Around the same lines, acqui-hiring picked up pace as businesses worked around filling market gaps to pick up talent from startups and SMEs. The right talent pool lends to improving product quality and spurs growth. Take DoSelect, for example - one of the latest such cases. This skill assessment platform got acqui-hired by Infoedge, the parent company of Naukri.com. Or Under45 - the venture that came into the limelight for powering vaccination slot alerts on Telegram, which got acqui-hired by the health & fitness app HealthifyMe.

In the technology industry, where M&As witness the entry of global giants, specialized talent, refined governance, and access to global funds are gained. Take the acquisition of Billdesk by PayU Payments, a Netherlands-based payment gateway, for example. As digital retail payments increased to $44 billion in 2020-21, this $4.7 billion acquisition is noteworthy.

When the proposed M&A integration is administered well, it helps the incumbents, the market, and the economy with more employment opportunities, R&D budgets, capital flow, increased return to shareholders, and growth opportunities.
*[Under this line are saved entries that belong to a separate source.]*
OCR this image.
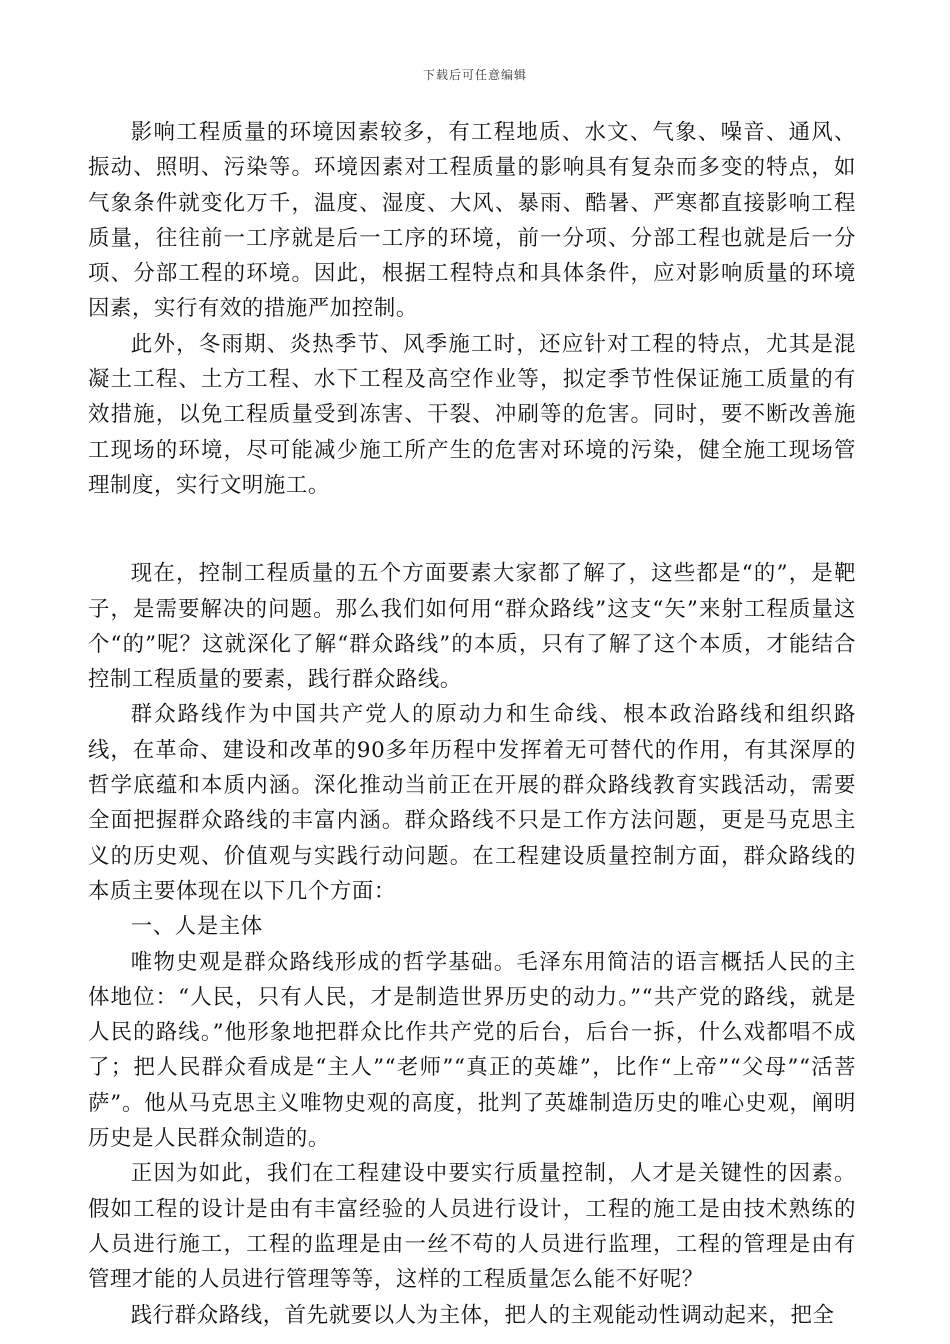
下载后可任意编辑

影响工程质量的环境因素较多，有工程地质、水文、气象、噪音、通风、振动、照明、污染等。环境因素对工程质量的影响具有复杂而多变的特点，如气象条件就变化万千，温度、湿度、大风、暴雨、酷暑、严寒都直接影响工程质量，往往前一工序就是后一工序的环境，前一分项、分部工程也就是后一分项、分部工程的环境。因此，根据工程特点和具体条件，应对影响质量的环境因素，实行有效的措施严加控制。

此外，冬雨期、炎热季节、风季施工时，还应针对工程的特点，尤其是混凝土工程、土方工程、水下工程及高空作业等，拟定季节性保证施工质量的有效措施，以免工程质量受到冻害、干裂、冲刷等的危害。同时，要不断改善施工现场的环境，尽可能减少施工所产生的危害对环境的污染，健全施工现场管理制度，实行文明施工。

现在，控制工程质量的五个方面要素大家都了解了，这些都是“的”，是靶子，是需要解决的问题。那么我们如何用“群众路线”这支“矢”来射工程质量这个“的”呢？这就深化了解“群众路线”的本质，只有了解了这个本质，才能结合控制工程质量的要素，践行群众路线。

群众路线作为中国共产党人的原动力和生命线、根本政治路线和组织路线，在革命、建设和改革的90多年历程中发挥着无可替代的作用，有其深厚的哲学底蕴和本质内涵。深化推动当前正在开展的群众路线教育实践活动，需要全面把握群众路线的丰富内涵。群众路线不只是工作方法问题，更是马克思主义的历史观、价值观与实践行动问题。在工程建设质量控制方面，群众路线的本质主要体现在以下几个方面：

一、人是主体

唯物史观是群众路线形成的哲学基础。毛泽东用简洁的语言概括人民的主体地位：“人民，只有人民，才是制造世界历史的动力。”“共产党的路线，就是人民的路线。”他形象地把群众比作共产党的后台，后台一拆，什么戏都唱不成了；把人民群众看成是“主人”“老师”“真正的英雄”，比作“上帝”“父母”“活菩萨”。他从马克思主义唯物史观的高度，批判了英雄制造历史的唯心史观，阐明历史是人民群众制造的。

正因为如此，我们在工程建设中要实行质量控制，人才是关键性的因素。假如工程的设计是由有丰富经验的人员进行设计，工程的施工是由技术熟练的人员进行施工，工程的监理是由一丝不苟的人员进行监理，工程的管理是由有管理才能的人员进行管理等等，这样的工程质量怎么能不好呢？

践行群众路线，首先就要以人为主体，把人的主观能动性调动起来，把全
They are especially a boon to companies struggling to stay in the market but not wanting to sell their DNA.

The things to watch out for are accountancy issues, taxes, permissions, legalities, dues, the material cost of the processes involved, rebranding costs, and possible (maybe temporary) devaluation of equity. But they are challenges that can be managed for the more significant gains that M&As bring. To make the M&A deals work efficiently, the acquiring business needs to be clear on the strategy (overall expansion, revenue growth, talent pool, or geographical expansion). A sharp, proactive search for potential companies backed by implementation diligence should make this flow beneficial to both parties. Eventually, it is about building suitable models for overall growth and increased operational efficiency.

Sameer Jain is chair-NASSCOM SME Council and founder & CEO, Net Solutions.